In this my final column I ought to try to do at least some of the things I have earlier left undone.... Here goes.... But expect no ordered unity. .. . Last fall's letter from Phil Nordell '16 telling how Florimond became our Duke has not yet surfaced on my desk; but I had got Ellen's permission to share it with you, and when it turns up, as it surely must, I will. Perhaps via the "Roar." ... During the college year just ending, James Newton, the neatly bearded 1968 valedictorian, spoke here again. This time under the auspices of the Society of Friends, whose faith is the one into which he was born. He appeared in the auditorium we remember as "A" Dartmouth Hall. I regretfully was unable to attend, and so with special eagerness I looked next morning for the story in the Daily D. The report was favorable. Well attended, it said, and interesting his account of conditions in Cuba, where he had been working, observing, interviewing. ... About him one word more. In his class's list of contributors to the 1969 Alumni Fund appears his name. Which refutes some prophets....

Which reminds me to insert, on behalf of Baron von Kapff, what will be when it appears a last-minute plea to remember the 1970 Fund.... No. Correction: Not on behalf of our understanding George, but of our College.... Bob Fish writes me on 23 April: "This morning's Wall Street Journal says Princeton and others aren't meeting their alumni fund quotas. But I suspect we'll come very close to the $2 million goal." Cheers! With his usual courage Bob adds he's soon to undergo "some non-emergency surgery ... and I hope to enjoy walking out as much as the Apollo 13 astronauts did their getting back. I appoint you a member of my mission control."

Les Granger also writes, after months of heretofore unexplained silence, that Asian flu nearly finished him. It washed out his third and long-planned final globe-encircling jaunt as a past president of the International Council on Social Welfare. After weeks of slow convalescence, he's "back now to 156 pounds, which is exactly what I weighed as an unpromising and unsuccessful scrub on the Big Green Football Squad in 1915!" Les is a brave and happy man still. He dwells presently, and will, we take it, for some time at 6411 Congress Drive, New Orleans, La. 72126.

From Dwight Sargent we demand explanation of his impersonating one Julius A. Rippel '23 in the photograph allegedly portraying the latter receiving a Heart award. See the March DARTMOUTH ALUMNI MAGAZINE, p. 55. Can there possibly be two men that handsome? And so nearly identical twins? If it's not you, Dwight, here's hoping you feel as well as your double looks....

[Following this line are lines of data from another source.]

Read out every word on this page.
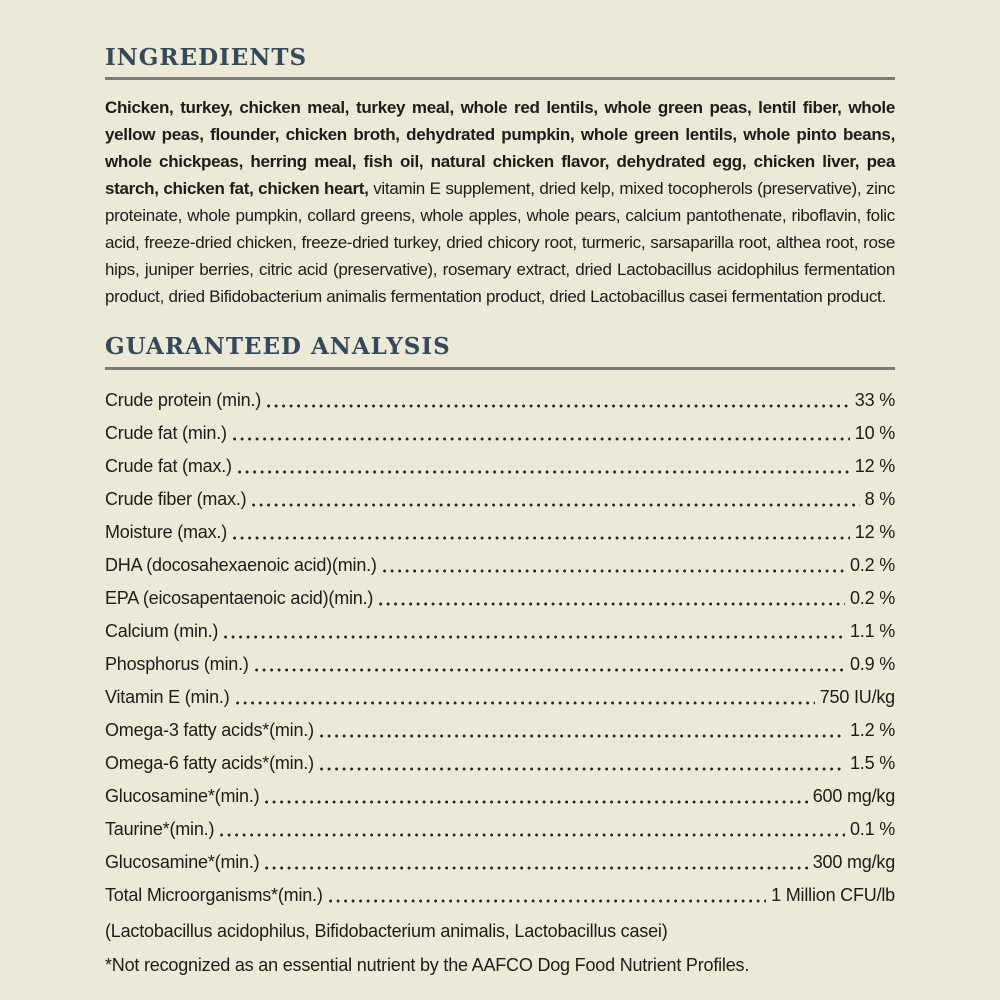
INGREDIENTS

Chicken, turkey, chicken meal, turkey meal, whole red lentils, whole green peas, lentil fiber, whole yellow peas, flounder, chicken broth, dehydrated pumpkin, whole green lentils, whole pinto beans, whole chickpeas, herring meal, fish oil, natural chicken flavor, dehydrated egg, chicken liver, pea starch, chicken fat, chicken heart, vitamin E supplement, dried kelp, mixed tocopherols (preservative), zinc proteinate, whole pumpkin, collard greens, whole apples, whole pears, calcium pantothenate, riboflavin, folic acid, freeze-dried chicken, freeze-dried turkey, dried chicory root, turmeric, sarsaparilla root, althea root, rose hips, juniper berries, citric acid (preservative), rosemary extract, dried Lactobacillus acidophilus fermentation product, dried Bifidobacterium animalis fermentation product, dried Lactobacillus casei fermentation product.

GUARANTEED ANALYSIS
Crude protein (min.)	33 %
Crude fat (min.)	10 %
Crude fat (max.)	12 %
Crude fiber (max.)	8 %
Moisture (max.)	12 %
DHA (docosahexaenoic acid)(min.)	0.2 %
EPA (eicosapentaenoic acid)(min.)	0.2 %
Calcium (min.)	1.1 %
Phosphorus (min.)	0.9 %
Vitamin E (min.)	750 IU/kg
Omega-3 fatty acids*(min.)	1.2 %
Omega-6 fatty acids*(min.)	1.5 %
Glucosamine*(min.)	600 mg/kg
Taurine*(min.)	0.1 %
Glucosamine*(min.)	300 mg/kg
Total Microorganisms*(min.)	1 Million CFU/lb

(Lactobacillus acidophilus, Bifidobacterium animalis, Lactobacillus casei)

*Not recognized as an essential nutrient by the AAFCO Dog Food Nutrient Profiles.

As I was searching back for that picture of Dwight - very well, of Rippel '23 if you insist - I thumbed first through the April issue and paused when I chanced to turn up what I think is my favorite of the pictures taken at Mr. Kemeny's inauguration. If you would be cheered, and if you would be assured about a number of values in family life - you specify them - gaze again at the joyous faces of the three Dickey children in the snapshot taken at the moment their mother was receiving her surprise honorary degree.

Ed Garvey is jubilant. He writes on 25 April: "I have just been voted into the Golden Eagles, a group of pioneer naval aviators, and I will attend a reunion in Pensacola, Fla., 30 April to 4 May. Transportation down, quarters at N.A.S., and return here to Washington are provided by the U.S. Navy. How about that?"

On April's final Saturday, with scheduled crew races on the too-turbulent Connecticut at the last minute postponed, the care and feeding of coeds became their Dartmouth hosts' main problem. Already planned picnic lunches supplied nutriment. But the care? Interpret it fun for all. Those who cared and those cared for had it in a big way: the boys tossed the girls in blankets! No, I am not making this up. See a spectacular photograph of the sport on the front page of Monday's (27 April) Valley News. I merely report the episode for whatever significance my gray-haired classmates may discern in it.

Finally we must sadly note the continued thinning of our ranks.... A last salute to Al Sibbernsen, who died peacefully on 20 March. Then Donald Robinson on 5 April, and Jay LeFevre on April 26. Each name evokes memories we gratefully cherish.